Is There Monkeypox Disease in Turkey? What is Monkeypox Disease, How Is It Transmitted?

Is There A Monkeypox Disease In Turkey?
Is There Monkeypox Disease in Turkey What is Monkeypox Disease, How Is It Transmitted?

Two foreign nationals who came to the pharmacy in Sultangazi district were taken to the hospital by ambulance on suspicion of 'monkey pox' after showing the wounds on their hands and asking for medicine. Minister Koca made a statement on the social media posts and public doubts about whether monkeypox disease is seen in Turkey. What is Monkeypox Virus, How Is It Transmitted? What Are the Symptoms of Monkeypox Virus?

Minister Koca stated that the tests of 4 people with suspected monkeypox in Istanbul were negative. On the other hand, Koca stated that no one has been diagnosed with monkeypox in Turkey so far.

Health Minister Fahrettin Koca shared on his Twitter account, “In Istanbul, the necessary tests were carried out for 4 people who were discussed in the media with the suspicion that they might have monkeypox, and the test results of 4 of them were negative. In Turkey, there is no patient diagnosed with Monkey Pox so far. It should not cause anxiety with thoughts like "what if". said.

What is Monkeypox Virus, How Is It Transmitted? What Are the Symptoms of Monkeypox Virus?

While the coronavirus, which affected the world, lost its effect, the Monkeypox virus began to spread. The monkeypox virus, which started to appear in European countries, alarmed the world. Frightened citizens are investigating the symptoms of the monkeypox virus, its treatment and how it is transmitted. Here are the ones who are curious about the monkeypox virus in this article…

Monkeypox disease is caused by the monkeypox virus, a member of the Orthopoxvirus genus in the Poxviridae family. Monkeypox is a viral zoonotic disease that occurs primarily in the tropical rainforests of Central and West Africa and is occasionally exported to other regions.

Monkeypox was first discovered in 1958 when an outbreak of smallpox-like disease appeared in laboratory monkey colonies, hence the name 'monkey pox'. A case of monkeypox virus was first reported in humans in 1970 in the Democratic Republic of Congo.

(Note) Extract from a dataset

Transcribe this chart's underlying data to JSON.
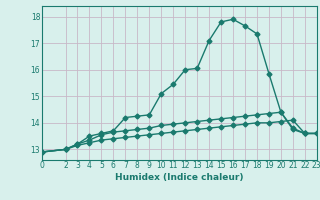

Since that date, cases of monkeypox virus have been reported in humans in other Central and West African countries.

What Is Monkeypox Virus?

Monkeypox virus has two distinct genetic groups, Central African and West African. Central African monkeypox virus in humans is more severe and has a higher mortality rate than West African virus.

The invasion period, which is characterized by fever, intense headache, lymphadenopathy (swelling of the lymph nodes), back pain, muscle aches and severe weakness, lasts between 0-5 days. Lymphadenopathy is a distinguishing feature of the monkeypox virus case compared to other diseases that may initially appear similar (chickenpox, measles, smallpox).

What Are the Symptoms of Monkeypox Virus?

The skin rash usually begins 1-3 days after the fever appears. The rash tends to be more concentrated on the face and extremities rather than the trunk. The rashes usually start on the face (95% of cases) and affect the palms and soles (75% of cases). In addition, the oral mucosa (in 70% of cases), the genital area (30%) and the cornea (20%) are affected, along with the conjunctiva. The rash ranges from macules (flat-bottomed lesions) to papules (slightly raised firm lesions), vesicles (clear fluid-filled lesions), pustules (yellowish fluid-filled lesions), and crusts that slough off.

Monkeypox virus is transmitted to humans mostly from wild animals such as rodents and primates, but human-to-human transmission can also occur.

How Is Monkeypox Virus Transmitted?

The Monkeypox virus is transmitted from one person to another through contact with contaminated materials such as lesions, bodily fluids, respiratory droplets and bedding. Eating undercooked meat and other animal products of infected animals is a possible risk factor. It can also be transmitted from mother to fetus through the placenta.

Is There a Cure for Monkeypox Virus?

There is no proven, safe treatment for monkeypox virus infection yet. Smallpox vaccine, antivirals, and Intravenous immune globulin (VIG) can be used to control the monkeypox epidemic. However, at present, the original (first generation) smallpox vaccines are no longer available to the public. A newer vaccine was approved in 2019 for the prevention of smallpox and monkey disease, but is not yet widely available in the public sector.